Another beginner question.
Is there a wiki article somewhere discussing how the bitcoin system is going to scale to a large economy? I have seen the stuff about coins being divisible so it can be used for any volume of traffic, but what about the blocks?
Currently each client has to collect signed blocks of transactions that are distributed across the network. These blocks contain every transaction made by every user. I understand that like bittorrent a large amount of data can be sent to every user, but ever user seeing every transaction isn't going to scale. Moreover, if you are in generating-mode your client needs to receive all pending transactions to see if they can be combined to create a new block. (I assume the pending transactions are not sent to clients that are not generating blocks.) That is twice the volume and is fragmented into many different pieces. What is the plan for this to scale?
This is actually not required, and not all clients, generating or not, always see every transaction. Mostly because this
isn't a requirement, Bitcoin can scale very well. The target block interval was chosen as a balance between future network latency and timeliness of confirmations. The amount of data that a given client sees is partly related to the number of connections that it maintains, as the same transactions can be sent to a given client from multiple peers. But a full client doesn't
need more than two or three trusted peers, just to be able to verify that the blocks that it receives from a single source aren't fake. A light client needs only one trusted connection, and may be able to do without the blockchain at all. Clients not in the business of generating don't need transaction traffic, and light clients wouldn't see much traffic not their own. Granted, the blocksize could grow very large when the number of transactions it is recording is in the 100's of thousands, but by that time the business of block generation would likely be confined to the computing resources of major financial institutions which have a deep vested interest in blockchain security.
My plan: (only half baked)
Here is now I would do it. Really a client only needs to examine transactions that might potentially be directed to itself so it really doesn't need to track all transactions, just the subset of transactions that could contain the client's address. (Multiple addresses are considered later) So we allow the block chain to fragment to different regions depending on the hash of the recipient of the transactions. This done in a decentralized fashion just like the current target stuff is handled. Every N blocks the transaction volume is examined and if the volume exceeds some threshold then the block chain is split into two by the hash. Then we have two parallel block chains depending on the receivers hash. Then clients only need to be tracking those blocks that can potentially contain transactions for itself. A client may also be tracking multiple chains, but only generating blocks on one chain so the detailed transactions are only needed in that region.

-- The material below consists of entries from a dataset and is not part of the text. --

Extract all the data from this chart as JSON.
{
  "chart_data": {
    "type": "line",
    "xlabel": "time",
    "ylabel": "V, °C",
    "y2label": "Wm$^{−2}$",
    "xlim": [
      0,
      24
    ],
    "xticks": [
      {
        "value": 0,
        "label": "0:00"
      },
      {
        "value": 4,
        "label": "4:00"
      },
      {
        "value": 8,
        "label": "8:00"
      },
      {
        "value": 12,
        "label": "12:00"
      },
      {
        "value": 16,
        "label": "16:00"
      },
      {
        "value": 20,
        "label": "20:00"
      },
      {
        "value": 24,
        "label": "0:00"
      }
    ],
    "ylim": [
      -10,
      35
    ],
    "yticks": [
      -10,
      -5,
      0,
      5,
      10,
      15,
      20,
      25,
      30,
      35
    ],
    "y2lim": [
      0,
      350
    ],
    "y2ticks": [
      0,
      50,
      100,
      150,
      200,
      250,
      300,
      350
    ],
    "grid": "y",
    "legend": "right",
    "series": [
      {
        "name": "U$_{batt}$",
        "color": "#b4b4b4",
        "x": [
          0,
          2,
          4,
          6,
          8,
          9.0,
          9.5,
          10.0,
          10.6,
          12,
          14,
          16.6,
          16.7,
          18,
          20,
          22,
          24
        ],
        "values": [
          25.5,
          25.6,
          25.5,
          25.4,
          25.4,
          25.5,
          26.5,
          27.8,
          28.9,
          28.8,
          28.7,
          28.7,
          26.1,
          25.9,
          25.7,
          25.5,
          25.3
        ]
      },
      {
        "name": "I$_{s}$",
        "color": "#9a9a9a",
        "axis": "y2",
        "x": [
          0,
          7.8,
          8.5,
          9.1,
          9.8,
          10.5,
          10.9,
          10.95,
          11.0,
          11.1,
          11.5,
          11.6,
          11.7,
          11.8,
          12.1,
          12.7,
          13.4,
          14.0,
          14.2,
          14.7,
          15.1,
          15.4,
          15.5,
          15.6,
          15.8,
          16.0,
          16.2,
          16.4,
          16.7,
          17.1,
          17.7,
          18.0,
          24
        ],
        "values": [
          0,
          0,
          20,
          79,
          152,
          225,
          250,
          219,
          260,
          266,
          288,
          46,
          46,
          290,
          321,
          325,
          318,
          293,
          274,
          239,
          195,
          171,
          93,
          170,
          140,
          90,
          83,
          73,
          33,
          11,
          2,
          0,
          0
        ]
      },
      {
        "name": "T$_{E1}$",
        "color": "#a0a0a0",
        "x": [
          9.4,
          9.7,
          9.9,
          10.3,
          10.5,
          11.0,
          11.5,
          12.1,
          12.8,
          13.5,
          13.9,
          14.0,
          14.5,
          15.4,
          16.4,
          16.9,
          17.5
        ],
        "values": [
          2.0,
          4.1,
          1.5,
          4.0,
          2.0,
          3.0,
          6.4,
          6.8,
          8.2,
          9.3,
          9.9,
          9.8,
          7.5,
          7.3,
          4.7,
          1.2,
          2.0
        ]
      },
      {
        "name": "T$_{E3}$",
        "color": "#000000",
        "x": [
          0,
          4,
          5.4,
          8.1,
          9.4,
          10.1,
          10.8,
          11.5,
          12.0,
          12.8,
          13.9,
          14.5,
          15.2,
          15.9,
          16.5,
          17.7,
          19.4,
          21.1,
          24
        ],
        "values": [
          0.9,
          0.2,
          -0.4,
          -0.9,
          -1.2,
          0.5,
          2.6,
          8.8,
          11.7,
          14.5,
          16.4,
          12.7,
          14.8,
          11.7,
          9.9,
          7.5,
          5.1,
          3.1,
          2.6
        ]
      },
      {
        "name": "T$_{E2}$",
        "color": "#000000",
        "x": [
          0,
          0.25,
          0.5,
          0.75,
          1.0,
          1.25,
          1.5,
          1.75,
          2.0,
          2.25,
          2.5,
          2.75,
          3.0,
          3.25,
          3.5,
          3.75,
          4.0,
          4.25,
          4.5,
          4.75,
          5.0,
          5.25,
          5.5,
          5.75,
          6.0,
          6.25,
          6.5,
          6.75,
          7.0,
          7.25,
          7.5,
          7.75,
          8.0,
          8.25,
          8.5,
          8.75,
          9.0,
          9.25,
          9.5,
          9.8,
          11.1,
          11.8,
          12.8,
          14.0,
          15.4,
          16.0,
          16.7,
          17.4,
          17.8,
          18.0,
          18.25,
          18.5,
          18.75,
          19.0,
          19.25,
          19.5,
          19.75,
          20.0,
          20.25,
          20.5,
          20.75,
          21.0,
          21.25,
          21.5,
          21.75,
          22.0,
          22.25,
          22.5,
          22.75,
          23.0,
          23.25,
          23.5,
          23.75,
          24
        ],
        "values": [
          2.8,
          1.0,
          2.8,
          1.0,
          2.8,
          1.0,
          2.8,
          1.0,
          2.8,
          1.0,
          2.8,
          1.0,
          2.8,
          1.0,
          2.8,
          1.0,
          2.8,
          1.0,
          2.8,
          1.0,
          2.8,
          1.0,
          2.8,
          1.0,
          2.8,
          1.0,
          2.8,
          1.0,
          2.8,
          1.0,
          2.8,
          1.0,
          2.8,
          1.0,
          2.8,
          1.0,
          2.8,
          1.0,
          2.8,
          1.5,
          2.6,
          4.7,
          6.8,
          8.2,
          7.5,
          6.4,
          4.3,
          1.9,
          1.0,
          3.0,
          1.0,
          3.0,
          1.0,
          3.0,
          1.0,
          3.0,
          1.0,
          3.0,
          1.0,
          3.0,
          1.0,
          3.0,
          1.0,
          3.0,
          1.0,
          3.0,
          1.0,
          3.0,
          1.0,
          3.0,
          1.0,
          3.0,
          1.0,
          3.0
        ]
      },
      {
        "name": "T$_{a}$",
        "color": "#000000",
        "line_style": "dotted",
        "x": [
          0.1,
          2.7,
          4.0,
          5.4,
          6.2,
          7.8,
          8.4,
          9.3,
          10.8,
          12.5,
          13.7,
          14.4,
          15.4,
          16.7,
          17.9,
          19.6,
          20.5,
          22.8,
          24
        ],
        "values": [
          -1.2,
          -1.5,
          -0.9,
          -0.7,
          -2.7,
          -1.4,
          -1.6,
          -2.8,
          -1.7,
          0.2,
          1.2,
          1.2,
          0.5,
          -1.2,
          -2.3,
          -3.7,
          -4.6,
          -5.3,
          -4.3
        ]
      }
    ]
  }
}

Division of the blockchain seems to come up regularly, but it won't work. There is no way to maintain the security of the blockchain if there is any way to permit more than one concurrent blockchain. There is no way around this without breaking the system as it is, and without losing the autonomy of cash-like currency.
This does mean that ideally when a client creates multiple addresses it should be able to make them all cluster around the same region of the hash so only a faction of the total block chains need to be tracked.
Introducing a bias into the encryption is also unwise, for entirely differnet reasons.